I think it is just too convenient to use the truckload of theories to (re)frame, (re)rationalise and (re)imagine the Hello Kitty craze. It is also convenient to link it to our social, cultural, economic, material, historical, political, geographical or sexual conditions.

On the other side (bad binarist assumption, but heck), what is it about the conditions that underpin the claims to normal-ness and the overt rejection of consumerism and fetishism? Is the repeated and almost ritualistic claim to and exhibiting of normal, moderate and generally socially conformist behaviour or even claims to “good taste” not fetishistic? Are these claims and behaviours not reflecting a state of being subjected to larger middle-class urban discourses (oops, falling outside sociology here)?

In other cases, there are people who are quick to claim to be heterosexual and cisgendered. There are those are desperate to claim they are moderate. There are those who attempt to laugh a little less harder at a really dirty joke.

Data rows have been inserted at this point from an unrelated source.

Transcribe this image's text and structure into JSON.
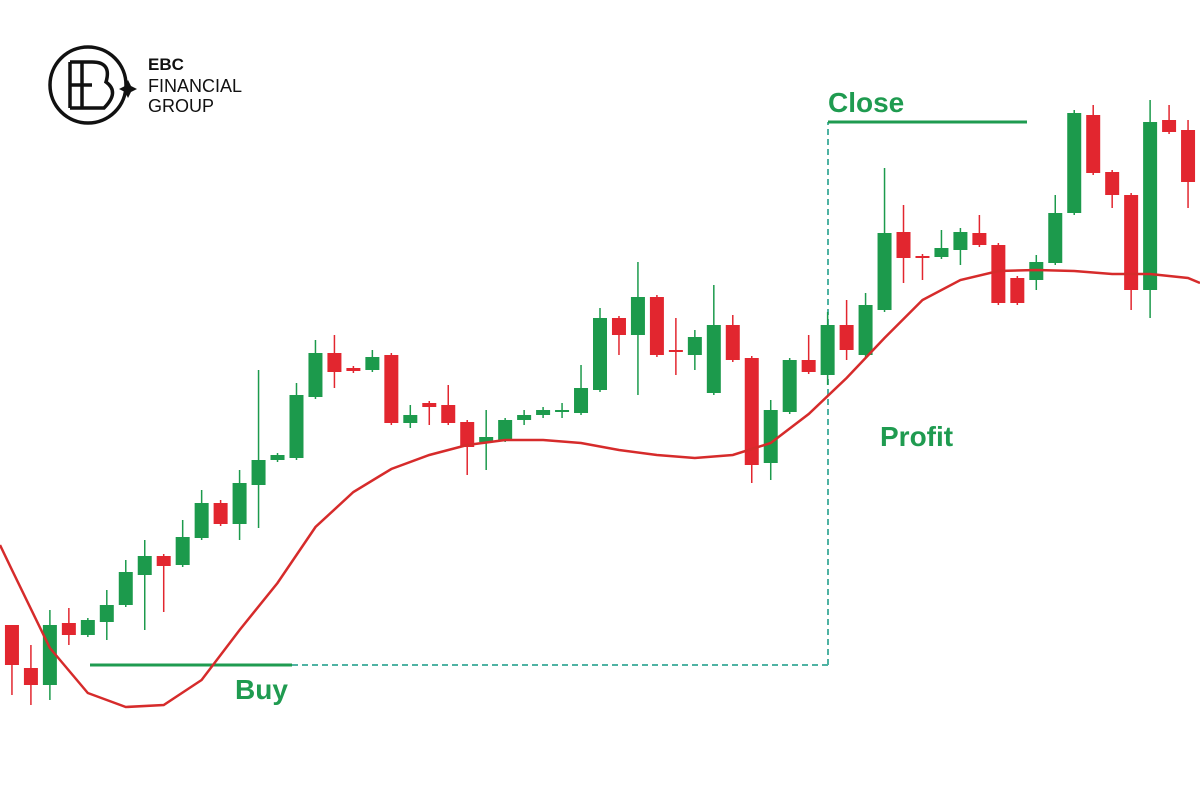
{
  "logo": {
    "name": "EBC",
    "line1": "FINANCIAL",
    "line2": "GROUP"
  },
  "chart_data": {
    "type": "candlestick",
    "xlim": [
      -0.63,
      62.63
    ],
    "ylim": [
      0,
      150
    ],
    "up_color": "#1c9a4c",
    "down_color": "#e2262f",
    "open": [
      27,
      18.4,
      15,
      27.4,
      25,
      27.6,
      31,
      37,
      40.8,
      39,
      44.4,
      51.4,
      47.2,
      55,
      60,
      60.4,
      72.6,
      81.4,
      78.4,
      78,
      81,
      67.4,
      71.4,
      71,
      67.6,
      63.6,
      64,
      68,
      69,
      69.6,
      69.4,
      74,
      88.4,
      85,
      92.6,
      82,
      81,
      73.4,
      87,
      80.4,
      59.4,
      69.6,
      80,
      77,
      87,
      81,
      90,
      105.6,
      100.8,
      100.6,
      102,
      105.4,
      103,
      96.4,
      96,
      99.4,
      109.4,
      129,
      117.6,
      113,
      94,
      128,
      126
    ],
    "high": [
      27,
      23,
      30,
      30.4,
      28.4,
      34,
      40,
      44,
      41.2,
      48,
      54,
      52,
      58,
      78,
      61.4,
      75.4,
      84,
      85,
      78.8,
      82,
      81.4,
      71,
      71.8,
      75,
      68,
      70,
      68.4,
      70,
      70.6,
      71.4,
      79,
      90.4,
      88.8,
      99.6,
      93,
      88.4,
      86,
      95,
      89,
      80.8,
      72,
      80.4,
      85,
      89.6,
      92,
      93.4,
      118.4,
      111,
      101.2,
      106,
      106.4,
      109,
      103.4,
      96.8,
      101,
      113,
      130,
      131,
      118,
      113.4,
      132,
      131,
      128
    ],
    "low": [
      13,
      11,
      12,
      23,
      24.6,
      24,
      30.6,
      26,
      29.6,
      38.6,
      44,
      46.8,
      44,
      46.4,
      59.6,
      60,
      72.2,
      74.4,
      77.4,
      77.6,
      67,
      66.4,
      67,
      67,
      57,
      58,
      63.6,
      67,
      68.4,
      68.4,
      69,
      73.6,
      81,
      73,
      80.6,
      77,
      78,
      73,
      79.6,
      55.4,
      56,
      69.2,
      77.2,
      75,
      80,
      80.6,
      89.6,
      95.4,
      96,
      100.2,
      99,
      102.6,
      91,
      91,
      94,
      99,
      109,
      117,
      110.4,
      90,
      88.4,
      125.2,
      110.4
    ],
    "close": [
      19,
      15,
      27,
      25,
      28,
      31,
      37.6,
      40.8,
      38.8,
      44.6,
      51.4,
      47.2,
      55.4,
      60,
      61,
      73,
      81.4,
      77.6,
      77.8,
      80.6,
      67.4,
      69,
      70.6,
      67.4,
      62.6,
      64.6,
      68,
      69,
      70,
      70,
      74.4,
      88.4,
      85,
      92.6,
      81,
      81.6,
      84.6,
      87,
      80,
      59,
      70,
      80,
      77.6,
      87,
      82,
      91,
      105.4,
      100.4,
      100.4,
      102.4,
      105.6,
      103,
      91.4,
      91.4,
      99.6,
      109.4,
      129.4,
      117.4,
      113,
      94,
      127.6,
      125.6,
      115.6
    ],
    "moving_average": {
      "color": "#d62b2b",
      "x": [
        -0.63,
        0,
        2,
        4,
        6,
        8,
        10,
        12,
        14,
        16,
        18,
        20,
        22,
        24,
        26,
        28,
        30,
        32,
        34,
        36,
        38,
        40,
        42,
        44,
        46,
        48,
        50,
        52,
        54,
        56,
        58,
        60,
        62,
        62.63
      ],
      "values": [
        43,
        38,
        22.4,
        13.4,
        10.6,
        11,
        16,
        26,
        35.4,
        46.6,
        53.6,
        58.2,
        61,
        63,
        64,
        64,
        63.4,
        62,
        61,
        60.4,
        61,
        63.4,
        69.2,
        76.4,
        84.4,
        92,
        96,
        97.8,
        98,
        97.8,
        97.2,
        97.2,
        96.4,
        95.4
      ]
    },
    "buy": {
      "label": "Buy",
      "value": 19
    },
    "close_level": {
      "label": "Close",
      "value": 127.6
    },
    "profit": "Profit"
  }
}
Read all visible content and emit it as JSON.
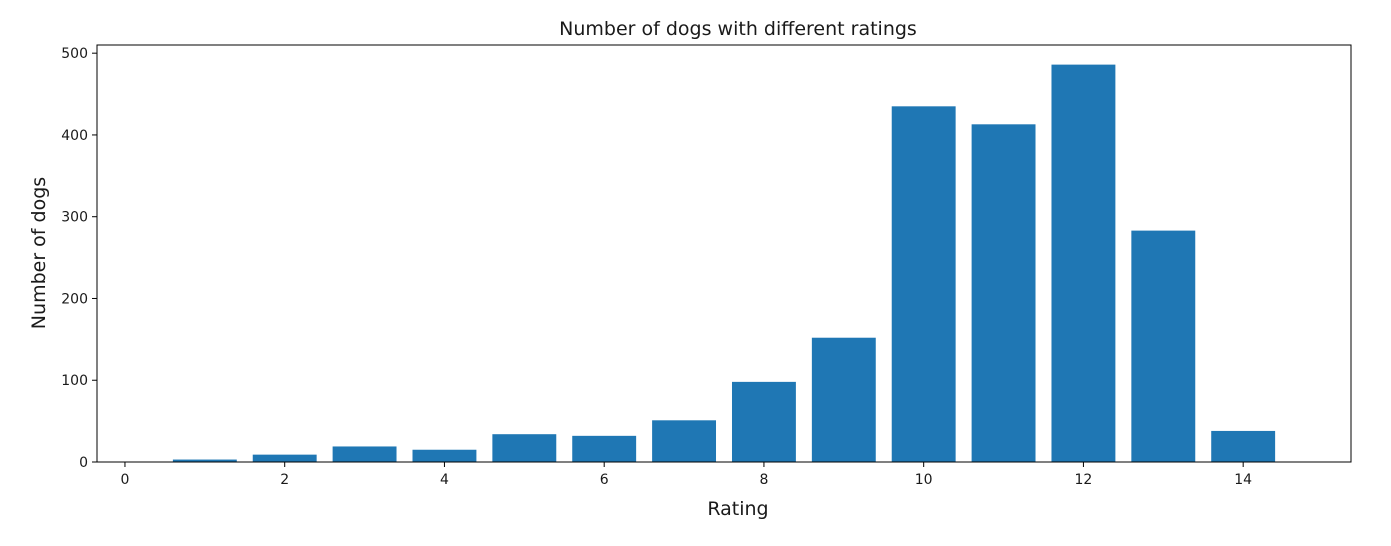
{
  "chart_data": {
    "type": "bar",
    "title": "Number of dogs with different ratings",
    "xlabel": "Rating",
    "ylabel": "Number of dogs",
    "x": [
      1,
      2,
      3,
      4,
      5,
      6,
      7,
      8,
      9,
      10,
      11,
      12,
      13,
      14
    ],
    "values": [
      3,
      9,
      19,
      15,
      34,
      32,
      51,
      98,
      152,
      435,
      413,
      486,
      283,
      38
    ],
    "xlim": [
      -0.35,
      15.35
    ],
    "ylim": [
      0,
      510
    ],
    "xticks": [
      0,
      2,
      4,
      6,
      8,
      10,
      12,
      14
    ],
    "yticks": [
      0,
      100,
      200,
      300,
      400,
      500
    ],
    "bar_width": 0.8,
    "bar_color": "#1f77b4",
    "grid": false,
    "legend": "none"
  }
}
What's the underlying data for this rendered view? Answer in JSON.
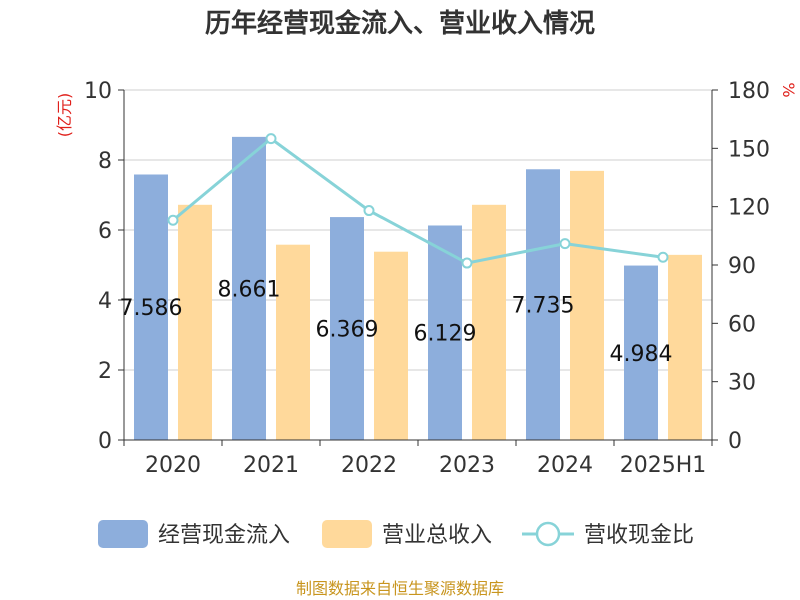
{
  "chart_data": {
    "type": "bar",
    "title": "历年经营现金流入、营业收入情况",
    "categories": [
      "2020",
      "2021",
      "2022",
      "2023",
      "2024",
      "2025H1"
    ],
    "y_left": {
      "unit": "(亿元)",
      "ylim": [
        0,
        10
      ],
      "ticks": [
        0,
        2,
        4,
        6,
        8,
        10
      ]
    },
    "y_right": {
      "unit": "%",
      "ylim": [
        0,
        180
      ],
      "ticks": [
        0,
        30,
        60,
        90,
        120,
        150,
        180
      ]
    },
    "grid": true,
    "series": [
      {
        "name": "经营现金流入",
        "type": "bar",
        "axis": "left",
        "color": "#8daedc",
        "values": [
          7.586,
          8.661,
          6.369,
          6.129,
          7.735,
          4.984
        ],
        "labels": [
          "7.586",
          "8.661",
          "6.369",
          "6.129",
          "7.735",
          "4.984"
        ]
      },
      {
        "name": "营业总收入",
        "type": "bar",
        "axis": "left",
        "color": "#ffd99b",
        "values": [
          6.72,
          5.58,
          5.38,
          6.72,
          7.69,
          5.29
        ]
      },
      {
        "name": "营收现金比",
        "type": "line",
        "axis": "right",
        "color": "#87d3d8",
        "values": [
          113,
          155,
          118,
          91,
          101,
          94
        ]
      }
    ],
    "legend_position": "bottom",
    "source": "制图数据来自恒生聚源数据库"
  }
}
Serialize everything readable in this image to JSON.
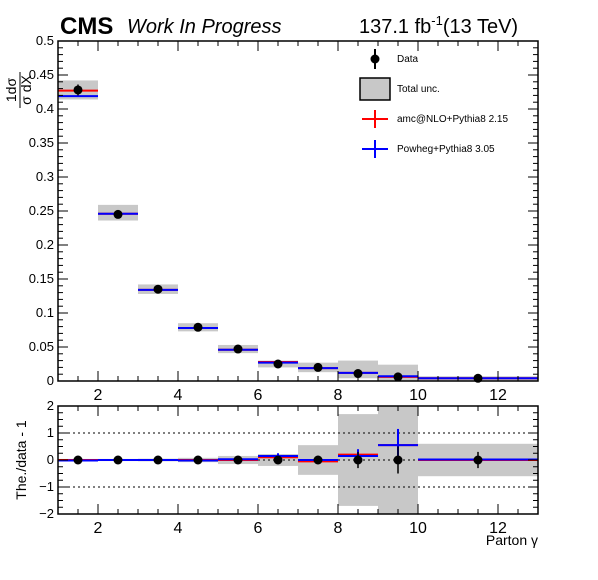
{
  "header": {
    "experiment": "CMS",
    "status": "Work In Progress",
    "lumi_value": "137.1 fb",
    "lumi_exp": "-1",
    "energy": "(13 TeV)"
  },
  "chart_data": [
    {
      "type": "line",
      "panel": "main",
      "ylabel_num": "1dσ",
      "ylabel_den": "σ dX",
      "xlim": [
        1,
        13
      ],
      "ylim": [
        0,
        0.5
      ],
      "yticks": [
        0,
        0.05,
        0.1,
        0.15,
        0.2,
        0.25,
        0.3,
        0.35,
        0.4,
        0.45,
        0.5
      ],
      "ytick_labels": [
        "0",
        "0.05",
        "0.1",
        "0.15",
        "0.2",
        "0.25",
        "0.3",
        "0.35",
        "0.4",
        "0.45",
        "0.5"
      ],
      "xticks": [
        2,
        4,
        6,
        8,
        10,
        12
      ],
      "xtick_labels": [
        "2",
        "4",
        "6",
        "8",
        "10",
        "12"
      ],
      "bins": [
        [
          1,
          2
        ],
        [
          2,
          3
        ],
        [
          3,
          4
        ],
        [
          4,
          5
        ],
        [
          5,
          6
        ],
        [
          6,
          7
        ],
        [
          7,
          8
        ],
        [
          8,
          9
        ],
        [
          9,
          10
        ],
        [
          10,
          13
        ]
      ],
      "legend_position": "top-right",
      "series": [
        {
          "name": "Data",
          "color": "#000000",
          "kind": "points",
          "values": [
            0.428,
            0.245,
            0.135,
            0.079,
            0.047,
            0.025,
            0.02,
            0.011,
            0.006,
            0.004
          ],
          "errors": [
            0.008,
            0.005,
            0.003,
            0.002,
            0.002,
            0.002,
            0.002,
            0.002,
            0.002,
            0.001
          ]
        },
        {
          "name": "Total unc.",
          "color": "#c8c8c8",
          "kind": "band",
          "low": [
            0.414,
            0.236,
            0.128,
            0.073,
            0.041,
            0.02,
            0.013,
            0.004,
            0.0,
            0.001
          ],
          "high": [
            0.442,
            0.259,
            0.142,
            0.085,
            0.053,
            0.03,
            0.027,
            0.03,
            0.024,
            0.007
          ]
        },
        {
          "name": "amc@NLO+Pythia8 2.15",
          "color": "#ff0000",
          "kind": "steps",
          "values": [
            0.427,
            0.246,
            0.134,
            0.078,
            0.046,
            0.028,
            0.019,
            0.012,
            0.006,
            0.004
          ]
        },
        {
          "name": "Powheg+Pythia8 3.05",
          "color": "#0000ff",
          "kind": "steps",
          "values": [
            0.419,
            0.246,
            0.134,
            0.078,
            0.046,
            0.027,
            0.019,
            0.012,
            0.007,
            0.004
          ]
        }
      ]
    },
    {
      "type": "line",
      "panel": "ratio",
      "ylabel": "The./data - 1",
      "xlabel": "Parton γ",
      "xlim": [
        1,
        13
      ],
      "ylim": [
        -2,
        2
      ],
      "yticks": [
        -2,
        -1,
        0,
        1,
        2
      ],
      "ytick_labels": [
        "−2",
        "−1",
        "0",
        "1",
        "2"
      ],
      "xticks": [
        2,
        4,
        6,
        8,
        10,
        12
      ],
      "xtick_labels": [
        "2",
        "4",
        "6",
        "8",
        "10",
        "12"
      ],
      "grid_y": [
        -1,
        0,
        1
      ],
      "bins": [
        [
          1,
          2
        ],
        [
          2,
          3
        ],
        [
          3,
          4
        ],
        [
          4,
          5
        ],
        [
          5,
          6
        ],
        [
          6,
          7
        ],
        [
          7,
          8
        ],
        [
          8,
          9
        ],
        [
          9,
          10
        ],
        [
          10,
          13
        ]
      ],
      "series": [
        {
          "name": "Data",
          "color": "#000000",
          "kind": "points",
          "values": [
            0,
            0,
            0,
            0,
            0,
            0,
            0,
            0,
            0,
            0
          ],
          "errors": [
            0.02,
            0.02,
            0.03,
            0.04,
            0.05,
            0.1,
            0.15,
            0.3,
            0.5,
            0.3
          ]
        },
        {
          "name": "Total unc.",
          "color": "#c8c8c8",
          "kind": "band",
          "low": [
            -0.04,
            -0.04,
            -0.05,
            -0.08,
            -0.15,
            -0.22,
            -0.55,
            -1.7,
            -2.0,
            -0.6
          ],
          "high": [
            0.04,
            0.04,
            0.05,
            0.08,
            0.15,
            0.22,
            0.55,
            1.7,
            2.0,
            0.6
          ]
        },
        {
          "name": "amc@NLO+Pythia8 2.15",
          "color": "#ff0000",
          "kind": "steps",
          "values": [
            0.0,
            0.0,
            0.0,
            0.0,
            0.0,
            0.1,
            -0.05,
            0.2,
            0.55,
            0.0
          ],
          "errors": [
            0.01,
            0.01,
            0.01,
            0.01,
            0.02,
            0.05,
            0.08,
            0.15,
            0.25,
            0.1
          ]
        },
        {
          "name": "Powheg+Pythia8 3.05",
          "color": "#0000ff",
          "kind": "steps",
          "values": [
            -0.02,
            0.0,
            0.0,
            -0.02,
            0.03,
            0.15,
            0.0,
            0.15,
            0.55,
            0.02
          ],
          "errors": [
            0.01,
            0.01,
            0.01,
            0.01,
            0.03,
            0.1,
            0.15,
            0.25,
            0.6,
            0.1
          ]
        }
      ]
    }
  ]
}
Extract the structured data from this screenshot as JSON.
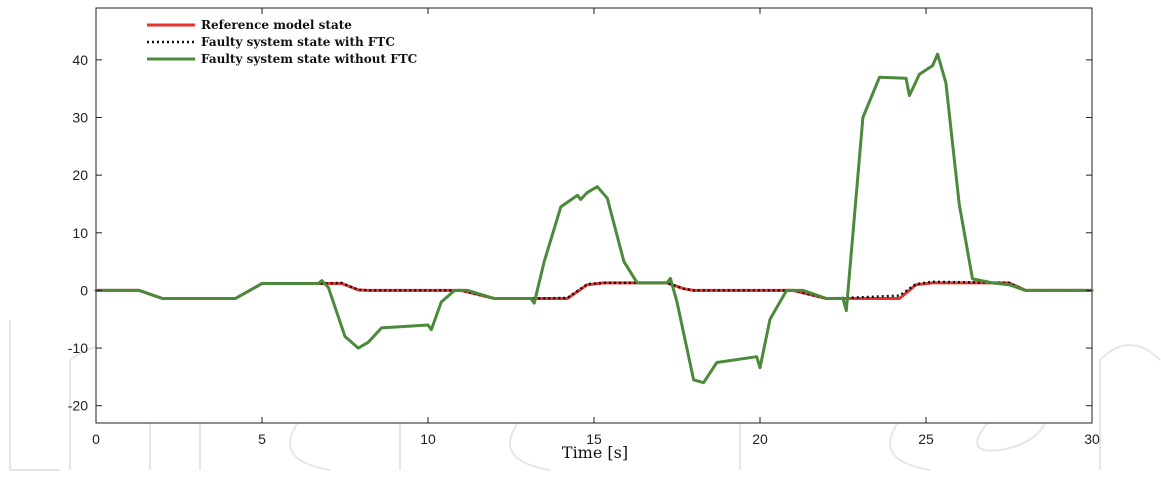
{
  "chart_data": {
    "type": "line",
    "xlabel": "Time [s]",
    "ylabel": "",
    "xlim": [
      0,
      30
    ],
    "ylim": [
      -23,
      49
    ],
    "xticks": [
      0,
      5,
      10,
      15,
      20,
      25,
      30
    ],
    "yticks": [
      -20,
      -10,
      0,
      10,
      20,
      30,
      40
    ],
    "legend_position": "top-left",
    "grid": false,
    "series": [
      {
        "name": "Reference model state",
        "color": "#e8332e",
        "style": "solid",
        "x": [
          0,
          1.3,
          2.0,
          4.2,
          5.0,
          6.8,
          7.4,
          7.9,
          8.2,
          11.0,
          12.0,
          13.2,
          14.2,
          14.8,
          15.3,
          17.2,
          17.7,
          18.0,
          21.0,
          22.0,
          22.6,
          23.8,
          24.2,
          24.7,
          25.2,
          27.5,
          28.0,
          30.0
        ],
        "values": [
          0,
          0,
          -1.4,
          -1.4,
          1.2,
          1.2,
          1.2,
          0.1,
          0,
          0,
          -1.4,
          -1.4,
          -1.4,
          1.0,
          1.3,
          1.3,
          0.3,
          0,
          0,
          -1.4,
          -1.4,
          -1.4,
          -1.4,
          1.0,
          1.3,
          1.3,
          0,
          0
        ]
      },
      {
        "name": "Faulty system state with FTC",
        "color": "#111111",
        "style": "dotted",
        "x": [
          0,
          1.3,
          2.0,
          4.2,
          5.0,
          6.8,
          7.4,
          7.9,
          8.2,
          11.0,
          12.0,
          13.2,
          14.2,
          14.8,
          15.3,
          17.2,
          17.7,
          18.0,
          21.0,
          22.0,
          22.6,
          23.8,
          24.2,
          24.7,
          25.2,
          27.5,
          28.0,
          30.0
        ],
        "values": [
          0,
          0,
          -1.4,
          -1.4,
          1.2,
          1.2,
          1.3,
          0.1,
          0,
          0,
          -1.4,
          -1.4,
          -1.3,
          1.1,
          1.3,
          1.3,
          0.3,
          0,
          0,
          -1.4,
          -1.3,
          -1.0,
          -0.9,
          1.1,
          1.5,
          1.3,
          0,
          0
        ]
      },
      {
        "name": "Faulty system state without FTC",
        "color": "#4a8a3a",
        "style": "solid",
        "x": [
          0,
          1.3,
          2.0,
          4.2,
          5.0,
          6.7,
          6.8,
          7.0,
          7.5,
          7.9,
          8.2,
          8.6,
          10.0,
          10.1,
          10.4,
          10.8,
          11.2,
          12.0,
          13.1,
          13.2,
          13.5,
          14.0,
          14.5,
          14.6,
          14.8,
          15.1,
          15.4,
          15.9,
          16.3,
          17.2,
          17.3,
          17.5,
          18.0,
          18.3,
          18.7,
          19.9,
          20.0,
          20.3,
          20.8,
          21.3,
          22.0,
          22.5,
          22.6,
          22.8,
          23.1,
          23.6,
          24.4,
          24.5,
          24.8,
          25.2,
          25.35,
          25.6,
          26.0,
          26.4,
          27.0,
          27.5,
          28.0,
          30.0
        ],
        "values": [
          0,
          0,
          -1.4,
          -1.4,
          1.2,
          1.2,
          1.7,
          0.5,
          -8.0,
          -10.0,
          -9.0,
          -6.5,
          -6.0,
          -6.8,
          -2.0,
          0,
          0,
          -1.4,
          -1.4,
          -2.2,
          5.0,
          14.5,
          16.5,
          15.8,
          17.0,
          18.0,
          16.0,
          5.0,
          1.3,
          1.3,
          2.1,
          -2.0,
          -15.5,
          -16.0,
          -12.5,
          -11.5,
          -13.4,
          -5.0,
          0,
          0,
          -1.4,
          -1.4,
          -3.5,
          10.0,
          30.0,
          37.0,
          36.8,
          33.8,
          37.5,
          39.0,
          41.0,
          36.0,
          15.0,
          2.0,
          1.3,
          1.0,
          0,
          0
        ]
      }
    ]
  }
}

“Because normal people don’t do that!”

That means, do “normal” people subject themselves to more disciplinary mechanisms and prevailing/dominant discourses which produce and re-produce marginalities and of course paradoxes? Now that is very shaky ground to be on.

In fact, most Kitty-hunters reproduce the norms in their quest for the promotion. The queues, the smartphone time-killing entertainment, the passive demeanour while queuing  and the displays (generally) of patience. Most of them don’t actively seek to be different as a life of normalcy awaits them after the extra value meal purchase. But they become subjects of exercises by people who seek to internalise (link to psychology and psychiatric conditions) and externalise (link to wider phenomena and institutions) this behaviour.

The mundane is never sexy, never attractive, so we tend to question it less. That means, we end up taking it for granted, and normalising it in the process.

Well, think about it. If you thought "Does that mean we're all freaks and perverts?", all I can say is "You say one ah! I never say anything ah, I never say ah!"